Assistere alla nascita della nuova giunta amministrativa di
una città dovrebbe essere come assistere allo spuntare di
un nuova pianta che si sviluppa dalla vecchia e ne succhia
in parte la ormai consunta vitalità. Ne riceve le pecche, trae
una parte di afflato di vita da una storia antica. Se questo è
vero per tutti i centri urbani, lo è ancor più per Firenze, dove
la storia ha trovato il nido giusto per secoli di sviluppo.E poi?
di Umberto Cecchi
Questa è la domanda chiave: e poi? Guardo la ricchezza
culturale che i secoli hanno lascito lungo le vecchie strade
della città, coi marciapiedi sconnessi e il macadam o il
selciato, non hanno più storia. Quante giunte sono nate
anno dopo anno, incapaci di correggere i vecchi errori, le
colpevoli dimenticanze? Firenze, la Firenze che scrittori e
poeti hanno cantato nei secoli, ha perduto non solo lo
smalto ma soprattutto, con lo smalto son scomparse le
idee, la classe politica, che una volta, dal ‘Il Principe’ in poi
era maestra nel paese e che oggi non esiste più.
L’ultimo che se n’è andato è Spadolini spegnendo una
stirpe di personaggi di primo piano. Il resto è resto di
niente.
Fra queste mura c’erano case editrici che ci hanno
tramandato le grandi firme dell’Otto e del primo
Novecento: una litania di centri di cultura dove i nostri
scrittori avevano trovato asilo. Oggi son finiti scrittori ed
editori se si fa eccezione per autori di libri gialli. Neppure di
Thriller, ma solo di gialli in serie come da libretto di
istruzioni e che è quanto vogliono i lettori. Certo lo so, ci ho
provato anch’io, una volta, a scrivere un thriller, avevo
giocato e avevo destato l’attenzione del leggendario ‘Le
monde’, che scrisse lodi del un mio libro, presentato
dall’editore francese come l’opera di ‘un italian enfant
prodige et terrible du suspense, renouvelle de tout son
talent, le genre du thriller’. Ma è Parigi, non Firenze. In Italia
era stato edito a Milano.
Purtroppo non mi piace scrivere thriller o andar in giro per
l’Italia del nord, a piazzare i miei libri, tra romanzi e verità
che mi diverto a scrivere. E come me sono in molti, in città
che cercano di raccontare qualcosa e una volta scritta se la
tengono in un cassetto. L’editore, se si può chiamare tale
uno stampatore, vuole essere pagato e soprattutto non
distribuisce l’opera. Oggi ‘Cronache di poveri amanti’

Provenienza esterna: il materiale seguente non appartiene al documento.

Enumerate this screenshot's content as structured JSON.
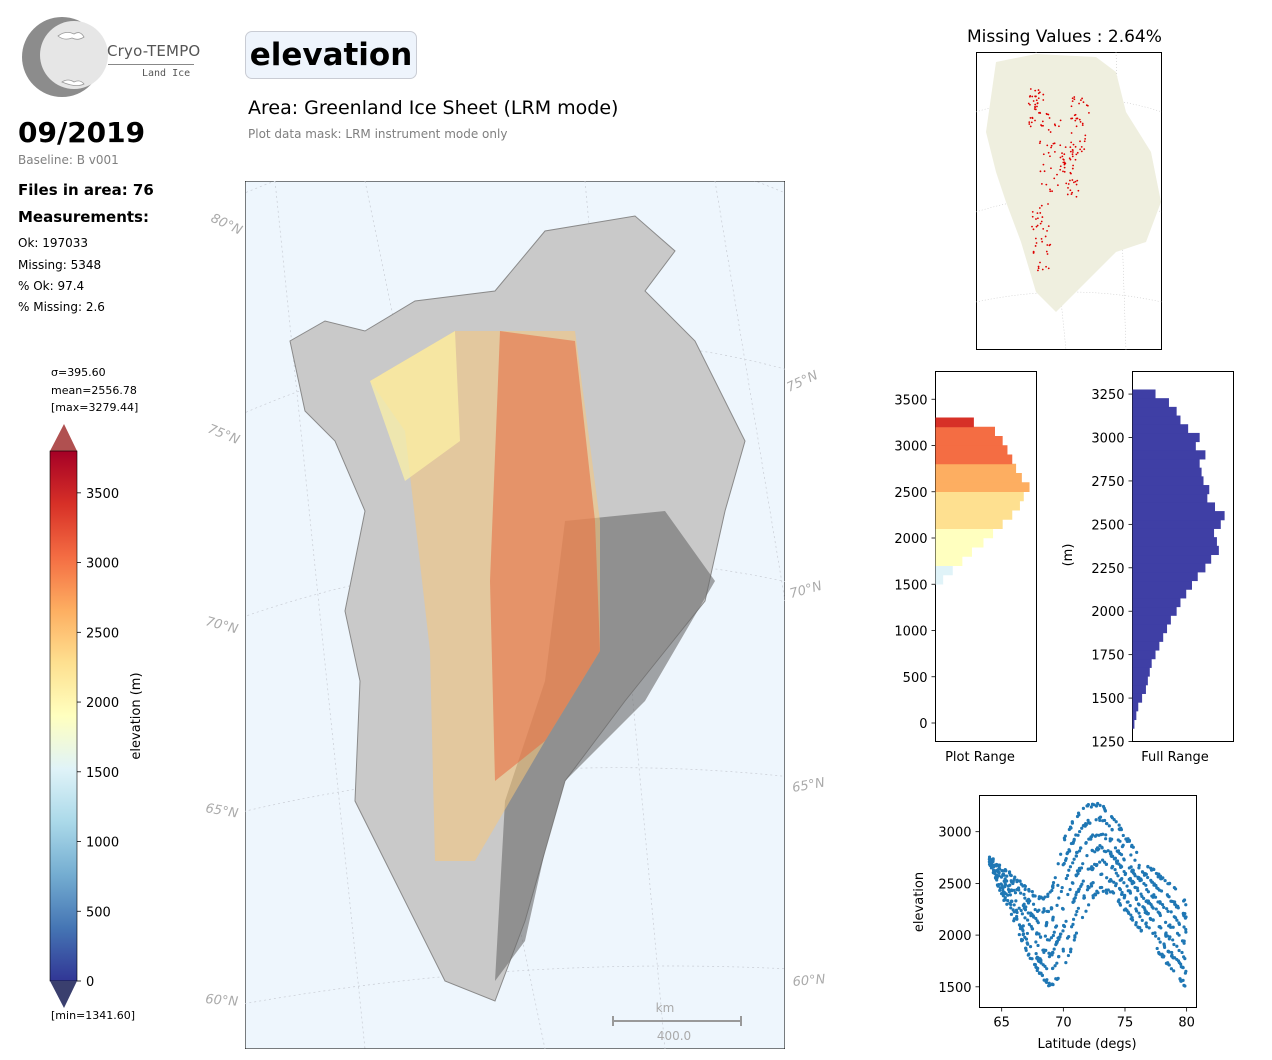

sarebbe defunto in Borgo la Croce.
Ma mi vergogno d’aver finito per parlare di me. E’ delle
vecchie e morte case editrici di libri e riviste che hanno
tracciato la strada per la cultura contemporanea, prima che
il tutto venisse fagocitato dal nord. Alcuni anni fa, fui
contattato per la rinascita della casa editrice ‘Vallecchi’. Ma
all’improvviso tutto sparì con il coronavirus che
imperversava.
Avevo cominciato parlando giunta. E con la giunta vorrei
concludere: c’è fra i non politici doc che la compongono,
un qualcuno che sa che un libro è portatore di cultura, ma
anche di economia e di propaganda per la città che lo tiene
a balia, e che forse sarebbe interessante cominciare a
riparlare anche d’ industria del libro?
State tranquilli, non lo farò mai più. La prossima volta
parlerò della inciviltà delle amministrazioni che si sono
succedute lasciando imputridire uno dei più bei doni che gli
antichi Signori di Firenze hanno regalato alla città, assieme
a tanti altri tesori inestimabili. E parlando di libri vorrei
ricordare che un fiorentino dei tempi antichi, traversò tutta
l’Europa per recupere un’opera latina eccezionale perduta,
il ‘ De rerum Naturae’ e dar vita all’Umanesimo, a stamperie
e a collezioni di libri uniche. Ne ricordate il nome?